The last survivor of the slave ship Clotilda

Matilda McCrear

Portrait of Matilda McCrear (Image: Newcastle University / Crear Family)

In 1860 the last slave ship landed in the United States. On board was Matilda – a two-year-old girl from West Africa who would later become the last survivor of this final transatlantic slave transport. A historian has now reconstructed her unusual story for the first time. It is the most complete biography of a woman to date who came to North America with the transatlantic slave trade.

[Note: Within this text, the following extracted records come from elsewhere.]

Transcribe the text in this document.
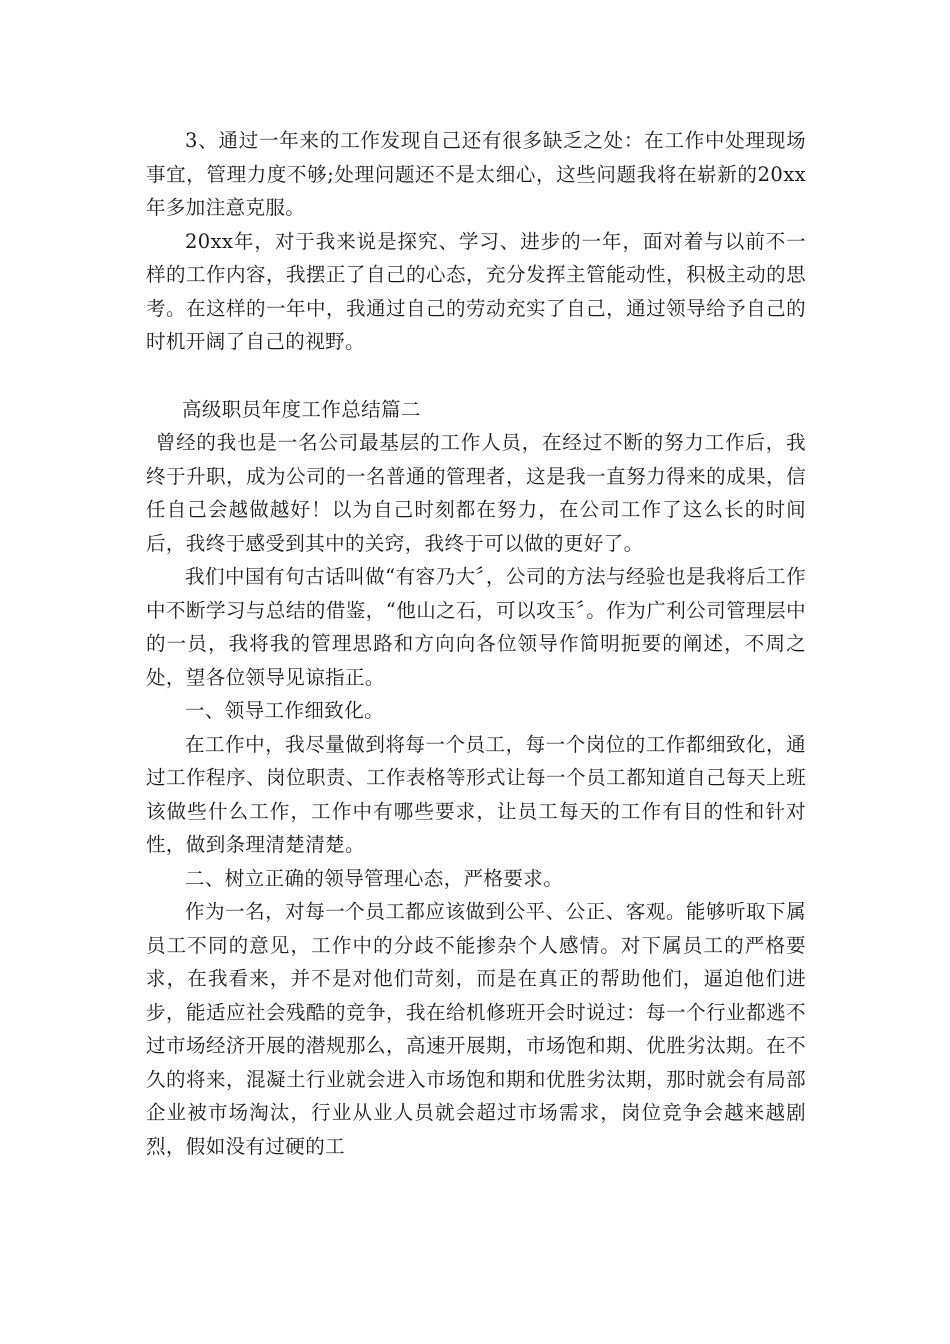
3、通过一年来的工作发现自己还有很多缺乏之处：在工作中处理现场事宜，管理力度不够;处理问题还不是太细心，这些问题我将在崭新的20xx年多加注意克服。

20xx年，对于我来说是探究、学习、进步的一年，面对着与以前不一样的工作内容，我摆正了自己的心态，充分发挥主管能动性，积极主动的思考。在这样的一年中，我通过自己的劳动充实了自己，通过领导给予自己的时机开阔了自己的视野。

高级职员年度工作总结篇二

曾经的我也是一名公司最基层的工作人员，在经过不断的努力工作后，我终于升职，成为公司的一名普通的管理者，这是我一直努力得来的成果，信任自己会越做越好！以为自己时刻都在努力，在公司工作了这么长的时间后，我终于感受到其中的关窍，我终于可以做的更好了。

我们中国有句古话叫做“有容乃大〞，公司的方法与经验也是我将后工作中不断学习与总结的借鉴，“他山之石，可以攻玉〞。作为广利公司管理层中的一员，我将我的管理思路和方向向各位领导作简明扼要的阐述，不周之处，望各位领导见谅指正。

一、领导工作细致化。

在工作中，我尽量做到将每一个员工，每一个岗位的工作都细致化，通过工作程序、岗位职责、工作表格等形式让每一个员工都知道自己每天上班该做些什么工作，工作中有哪些要求，让员工每天的工作有目的性和针对性，做到条理清楚清楚。

二、树立正确的领导管理心态，严格要求。

作为一名，对每一个员工都应该做到公平、公正、客观。能够听取下属员工不同的意见，工作中的分歧不能掺杂个人感情。对下属员工的严格要求，在我看来，并不是对他们苛刻，而是在真正的帮助他们，逼迫他们进步，能适应社会残酷的竞争，我在给机修班开会时说过：每一个行业都逃不过市场经济开展的潜规那么，高速开展期，市场饱和期、优胜劣汰期。在不久的将来，混凝土行业就会进入市场饱和期和优胜劣汰期，那时就会有局部企业被市场淘汰，行业从业人员就会超过市场需求，岗位竞争会越来越剧烈，假如没有过硬的工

Much of the wealth that the British colonies in North America and later the United States generated was gained on the back of slaves. As early as the beginning of the 16th century, plantation owners in particular began to order slaves for field work, but also other lower-level services from Africa. Until the official abolition of slavery in 1865, hundreds of thousands of men, women and children from Africa were abducted and brought to the New World. During this time, more than 40,000 ship passages ensured constant supplies.

The last slave ship

The last slave ship that Africans transported to the United States was the Clotilda, a two-masted schooner that moored in Mobile, Alabama with up to 160 slaves in July 1860. Many of the men, women and children brought to the United States on this ship at that time were still sold and employed as slaves until they had to be released after the U.S. Civil War. Some of the former slaves from the Clotilda founded Africatown north of Mobile – a settlement in which African-born Americans cultivated the culture of their old homeland. For a long time, the spokesman for this community, who died in 1936, Cudjo Kazoola Lewis and the former slave Sally Redoshi Smith, who died in 1937, were considered the last survivors of the Clotilde.

But now historian Hannah Durkin from Newcastle University has uncovered the story of another survivor of this slave ship. Using historical documents, census records, and an old newspaper interview, she reconstructed the life of Matilda McCrear – a woman who was brought to the United States on Clotilda as part of a family with part of her family. Her story is the most complete biography of a woman who came to North America with the transatlantic slave trade and it is the first portrait of the experiences of an entire family in this late period of slavery.

Separated from sisters, sold as a child

As Durkin found out, Matilda, who was then two years old, was brought to the USA on the Clotilda together with her mother Gracie, her three older sisters and her future stepfather. Her two brothers stayed behind in West Africa and Matilda should never know what happened to them. When she arrived in Mobile, Matilde was sold to Walker Creagh together with her ten-year-old sister Sallie and mother, her two other sisters came to another slave owner and were never seen again, as the historian reports.

“In some ways, Matilda was better off than the vast majority of the survivors of this passage because she was able to stay with her mother and sister,” said Durkin. “But her life was still incredibly hard.” Although Matilda was still a young girl when slavery was banned and slaves released, the lives of black people in the southern United States were still not easy after that. “The story of Matilda and her family highlights the horror of slavery, abuse in the southern tenant system, injustices of segregation, and the suffering of black farmers during the Great Depression,” says Durkin.

Resistance even after the era of slavery

Nevertheless, Matilda did not let it get her down, as her life story after the end of slavery shows: Her story is so remarkable because she refused to do what was expected of a black woman in the US at the time, ”says Durkin. “She didn’t get married, instead she had a relationship with a white man originally from Germany, with whom she had 14 children, for decades.” She also wore the traditional hairstyle of African Yoruba for the rest of her life and changed her last name, Creagh, from her former slave owner McCrear around.

“Matilda McCrear committed one of her most amazing acts of resistance when she was in the 70s,” says Durkin. In order to pay compensation for us and other Clotilda survivors, she walked from her house to the court in Selma, about 25 kilometers away, to register her claims and those of Sally Redoshi Smith. But without success: your application was rejected. In 1940, at the age of 81 or 82, Matilda McCrear died as the last survivor of slave transport with the Clotilde. Even her grandson didn’t know that she was one of the involuntary passengers on the ship. “It was a real surprise,” says Johnny Crear.